Est-ce au peuple qu'il revient d'interroger la légitimité du pouvoir ? Grave question aujourd'hui présentée à votre sagacité.
Pour le philosophe Gérard Bras, le concept existe avant tout pour questionner la légitimité du pouvoir et de ceux qui l’exercent.
«"Peuple" contient une valeur émancipatrice, une nécessité d’insurrection»
C’est un sursaut qui n’advient pas. Celui du peuple opprimé qui monte sur les barricades et débraye dans les usines, celui qui porte la lutte sociale qu’un Jean-Luc Mélenchon rêve de voir renaître quand il invective, précisément, «le peuple». Alors qu’Emmanuel Macron veut faire de 2018 une grande année sociale, ce «peuple révolté» restera-t-il introuvable ? Le philosophe Gérard Bras, qui vient de publier les Voies du peuple (aux éditions Amsterdam), espère que non. Mais ce n’est pas sur le Président qu’il faudra compter pour mener «la révolution» : ce mot est rare dans son discours. «Et pour cause, Macron est un libéral, constate le philosophe. Il affirme une position individualiste, selon laquelle l’initiative individuelle l’emporte. Cette liberté va mal avec la notion de peuple qui suppose l’égalité, ainsi que l’idée que le corps social ne se réduit pas à la somme des individus qu’il réunit.»
Le primat du libéralisme sur d’autres courants de pensée est donc une première hypothèse pour expliquer l’atonie sociale du moment. Mais pour aller plus loin, il faut revenir au moment où se forge la notion de «peuple» : la Révolution française. «Deux grandes voies se dessinent alors, explique Gérard Bras. La première est celle de Rousseau : il n’y a pas de démocratie sans un lien entre le politique et le social, ce qui la rapproche d’une logique insurgeante mais aussi de l’idée qu’il faut inventer des procédures pour que la volonté populaire puisse se former et s’exprimer. La seconde, soutenue par Hegel et Sieyès, affirme que le peuple, c’est l’Etat. Cela réduit le peuple à l’ensemble des électeurs, et la démocratie à son aspect représentatif.» De ces deux voies, c’est la seconde qui l’emporte finalement, réduisant l’idée de démocratie à la représentation.
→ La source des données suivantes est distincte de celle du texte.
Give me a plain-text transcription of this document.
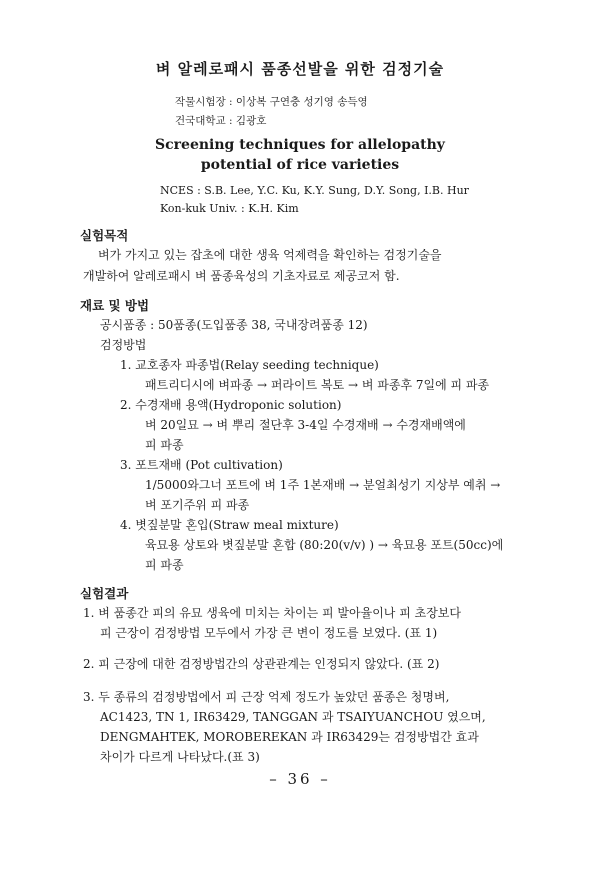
벼 알레로패시 품종선발을 위한 검정기술
작물시험장 : 이상복 구연충 성기영 송득영
건국대학교 : 김광호
Screening techniques for allelopathy
potential of rice varieties
NCES : S.B. Lee, Y.C. Ku, K.Y. Sung, D.Y. Song, I.B. Hur
Kon-kuk Univ. : K.H. Kim
실험목적
벼가 가지고 있는 잡초에 대한 생육 억제력을 확인하는 검정기술을
개발하여 알레로패시 벼 품종육성의 기초자료로 제공코저 함.
재료 및 방법
공시품종 : 50품종(도입품종 38, 국내장려품종 12)
검정방법
1. 교호종자 파종법(Relay seeding technique)
패트리디시에 벼파종 → 퍼라이트 복토 → 벼 파종후 7일에 피 파종
2. 수경재배 용액(Hydroponic solution)
벼 20일묘 → 벼 뿌리 절단후 3-4일 수경재배 → 수경재배액에
피 파종
3. 포트재배 (Pot cultivation)
1/5000와그너 포트에 벼 1주 1본재배 → 분얼최성기 지상부 예취 →
벼 포기주위 피 파종
4. 볏짚분말 혼입(Straw meal mixture)
육묘용 상토와 볏짚분말 혼합 (80:20(v/v) ) → 육묘용 포트(50cc)에
피 파종
실험결과
1. 벼 품종간 피의 유묘 생육에 미치는 차이는 피 발아율이나 피 초장보다
피 근장이 검정방법 모두에서 가장 큰 변이 정도를 보였다. (표 1)
2. 피 근장에 대한 검정방법간의 상관관계는 인정되지 않았다. (표 2)
3. 두 종류의 검정방법에서 피 근장 억제 정도가 높았던 품종은 청명벼,
AC1423, TN 1, IR63429, TANGGAN 과 TSAIYUANCHOU 였으며,
DENGMAHTEK, MOROBEREKAN 과 IR63429는 검정방법간 효과
차이가 다르게 나타났다.(표 3)
– 36 –
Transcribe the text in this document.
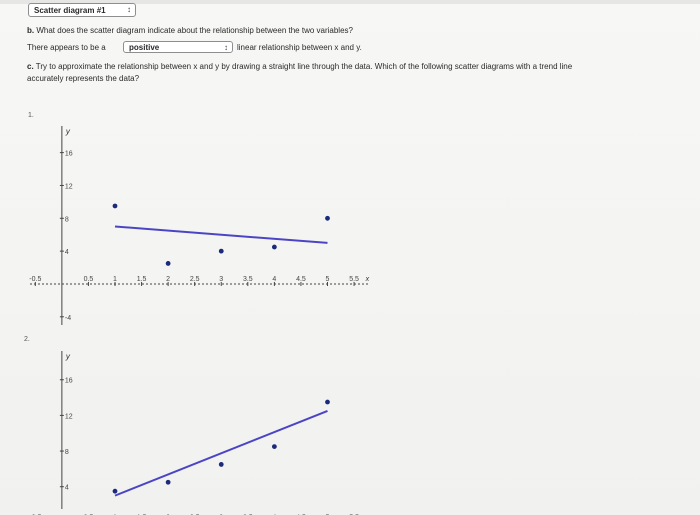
Scatter diagram #1	↕
b. What does the scatter diagram indicate about the relationship between the two variables?
There appears to be a	positive	↕ linear relationship between x and y.
c. Try to approximate the relationship between x and y by drawing a straight line through the data. Which of the following scatter diagrams with a trend line
accurately represents the data?
1.
2.
y
16
12
8
4
-4
-0.5	0.5	1	1.5	2	2.5	3	3.5	4	4.5	5	5.5 x
y
16
12
8
4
Contre la suprématie hégélienne, Gérard Bras veut réhabiliter Rousseau. Il propose, entre les deux pensées, de considérer le peuple comme un collectif d’individus constitué à l’intersection de trois piliers, dont l’équilibre varie. Le premier est juridico-politique, autour de la citoyenneté ; le deuxième est ethno-culturel, et pose l’idée d’une identité commune ; le dernier est social, avec une revendication d’égalité. A cette combinaison s’ajoute le projet de dépasser les ambitions particulières pour prétendre représenter l’intérêt général : «Peuple est un opérateur d’universalisation, qui consiste à dire : "Vous nous prenez pour un groupe particulier, alors que ce que nous revendiquons vaut pour l’intérêt général". Regardez les événements de Leipzig en 1989. Lorsque les manifestants disent "Nous sommes le peuple", ils disent au SED [le parti communiste d’Allemagne de l’Est, ndlr] qu’il ne représente pas l’intérêt général, mais une minorité dominante. Le mot peuple permet d’entretenir une polémique sur ce qu’est l’intérêt général.»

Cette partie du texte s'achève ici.